Open bite malocclusion
An anterior open bite (AOB) exists when there is no vertical overlap between the maxillary and mandibular incisors with the molars in occlusion (Figure 26.1A). The prevalence of AOB shows ethnic variation with 2–4% of Caucasians and 5–10% of African Caribbeans being affected. AOB can be classified as mild (1–2 mm), moderate (2–4 mm) or severe (>4 mm), and it may extend posteriorly into the molar region to form a posterior open bite. An AOB may also be classified as dental or skeletal, depending on its aetiology, and as symmetrical or asymmetrical depending on its appearance.
Aetiology of AOB
Box 26.1 lists the factors that may contribute to the development of AOB.

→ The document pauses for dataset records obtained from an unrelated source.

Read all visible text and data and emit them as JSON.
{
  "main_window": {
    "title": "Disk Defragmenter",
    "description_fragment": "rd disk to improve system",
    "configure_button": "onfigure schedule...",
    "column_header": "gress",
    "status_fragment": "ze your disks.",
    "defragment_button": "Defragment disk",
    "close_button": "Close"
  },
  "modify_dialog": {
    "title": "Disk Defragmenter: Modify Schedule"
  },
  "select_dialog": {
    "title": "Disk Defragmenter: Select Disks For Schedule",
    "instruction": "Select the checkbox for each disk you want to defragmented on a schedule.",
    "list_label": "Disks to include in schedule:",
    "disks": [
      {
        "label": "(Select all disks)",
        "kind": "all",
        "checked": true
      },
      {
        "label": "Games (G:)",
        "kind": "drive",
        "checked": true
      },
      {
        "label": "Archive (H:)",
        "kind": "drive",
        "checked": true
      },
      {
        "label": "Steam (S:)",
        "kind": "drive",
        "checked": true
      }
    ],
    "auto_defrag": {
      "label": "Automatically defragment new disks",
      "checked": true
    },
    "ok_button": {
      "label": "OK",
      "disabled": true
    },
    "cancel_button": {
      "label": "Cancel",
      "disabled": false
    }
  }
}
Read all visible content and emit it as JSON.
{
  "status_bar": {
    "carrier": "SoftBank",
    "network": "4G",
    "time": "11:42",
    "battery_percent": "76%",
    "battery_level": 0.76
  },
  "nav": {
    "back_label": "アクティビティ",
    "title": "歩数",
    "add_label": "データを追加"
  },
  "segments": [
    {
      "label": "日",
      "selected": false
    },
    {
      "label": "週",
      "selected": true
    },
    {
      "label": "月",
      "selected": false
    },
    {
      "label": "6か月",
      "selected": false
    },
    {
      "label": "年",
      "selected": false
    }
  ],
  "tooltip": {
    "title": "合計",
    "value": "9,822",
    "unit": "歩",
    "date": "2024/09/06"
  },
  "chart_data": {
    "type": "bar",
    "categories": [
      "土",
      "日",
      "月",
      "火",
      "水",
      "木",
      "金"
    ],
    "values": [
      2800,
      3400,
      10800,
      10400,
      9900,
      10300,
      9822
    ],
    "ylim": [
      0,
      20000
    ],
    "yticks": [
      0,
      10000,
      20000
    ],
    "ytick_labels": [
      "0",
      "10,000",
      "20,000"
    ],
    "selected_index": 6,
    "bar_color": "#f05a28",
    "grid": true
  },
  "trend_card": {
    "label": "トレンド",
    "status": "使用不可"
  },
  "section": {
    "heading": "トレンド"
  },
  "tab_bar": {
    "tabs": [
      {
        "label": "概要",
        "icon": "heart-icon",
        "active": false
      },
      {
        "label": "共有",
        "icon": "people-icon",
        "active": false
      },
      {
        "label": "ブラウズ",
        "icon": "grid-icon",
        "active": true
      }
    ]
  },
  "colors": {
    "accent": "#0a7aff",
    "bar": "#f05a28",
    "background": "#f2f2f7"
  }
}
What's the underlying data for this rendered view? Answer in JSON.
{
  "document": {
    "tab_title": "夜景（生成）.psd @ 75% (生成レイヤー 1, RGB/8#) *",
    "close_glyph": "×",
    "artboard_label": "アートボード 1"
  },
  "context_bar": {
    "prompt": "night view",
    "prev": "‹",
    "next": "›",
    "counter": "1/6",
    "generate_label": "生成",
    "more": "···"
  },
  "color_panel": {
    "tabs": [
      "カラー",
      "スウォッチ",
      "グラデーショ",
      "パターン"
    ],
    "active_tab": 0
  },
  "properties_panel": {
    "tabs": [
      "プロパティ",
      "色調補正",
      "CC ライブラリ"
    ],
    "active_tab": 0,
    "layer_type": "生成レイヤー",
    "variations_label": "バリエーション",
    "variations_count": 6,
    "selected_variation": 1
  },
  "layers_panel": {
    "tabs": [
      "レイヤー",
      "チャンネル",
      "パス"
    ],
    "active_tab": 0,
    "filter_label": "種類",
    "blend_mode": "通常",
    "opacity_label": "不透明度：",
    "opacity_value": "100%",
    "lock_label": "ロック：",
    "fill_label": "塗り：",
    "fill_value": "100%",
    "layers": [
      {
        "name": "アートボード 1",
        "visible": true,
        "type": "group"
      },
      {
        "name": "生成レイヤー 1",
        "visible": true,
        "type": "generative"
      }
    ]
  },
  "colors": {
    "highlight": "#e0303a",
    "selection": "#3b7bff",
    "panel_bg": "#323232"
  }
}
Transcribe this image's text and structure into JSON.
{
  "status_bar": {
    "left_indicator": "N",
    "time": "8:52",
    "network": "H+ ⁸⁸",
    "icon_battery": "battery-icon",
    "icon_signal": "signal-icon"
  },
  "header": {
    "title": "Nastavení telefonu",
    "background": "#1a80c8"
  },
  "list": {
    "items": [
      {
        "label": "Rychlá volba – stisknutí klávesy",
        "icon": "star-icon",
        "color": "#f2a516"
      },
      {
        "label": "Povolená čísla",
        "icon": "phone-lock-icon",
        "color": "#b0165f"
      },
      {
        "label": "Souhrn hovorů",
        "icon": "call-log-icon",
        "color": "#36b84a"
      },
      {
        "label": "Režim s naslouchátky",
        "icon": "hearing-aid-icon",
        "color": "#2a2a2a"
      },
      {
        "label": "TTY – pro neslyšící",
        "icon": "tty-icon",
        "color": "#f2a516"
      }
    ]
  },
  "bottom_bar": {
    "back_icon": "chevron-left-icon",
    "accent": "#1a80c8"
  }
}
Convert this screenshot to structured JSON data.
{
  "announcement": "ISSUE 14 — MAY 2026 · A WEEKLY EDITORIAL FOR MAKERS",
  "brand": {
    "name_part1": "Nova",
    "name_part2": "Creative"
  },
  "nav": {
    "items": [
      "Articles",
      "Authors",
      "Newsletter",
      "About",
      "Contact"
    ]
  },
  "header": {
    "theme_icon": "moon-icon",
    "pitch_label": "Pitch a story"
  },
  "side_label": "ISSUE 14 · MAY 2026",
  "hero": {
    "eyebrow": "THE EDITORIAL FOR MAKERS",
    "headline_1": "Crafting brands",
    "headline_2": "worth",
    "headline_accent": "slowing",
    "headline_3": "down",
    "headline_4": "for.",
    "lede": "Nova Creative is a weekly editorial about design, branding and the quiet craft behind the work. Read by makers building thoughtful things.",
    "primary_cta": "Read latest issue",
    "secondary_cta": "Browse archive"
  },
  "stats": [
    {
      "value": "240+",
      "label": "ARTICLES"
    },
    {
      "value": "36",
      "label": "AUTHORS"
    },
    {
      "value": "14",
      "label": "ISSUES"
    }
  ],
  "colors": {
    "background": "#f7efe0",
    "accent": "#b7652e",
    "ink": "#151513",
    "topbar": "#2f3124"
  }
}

AOB may be associated with an increased lower anterior face height (LAFH) when the eruptive capacity of the incisors is exceeded. When there is a clockwise (backward) mandibular growth rotation, the chances of AOB development are increased. Diagnostic clues to a significant skeletal aetiology include increased LAFH, increased maxillary– mandibular planes angle and a co-existing posterior open bite. An AOB can occur with a skeletal I, II or III pattern.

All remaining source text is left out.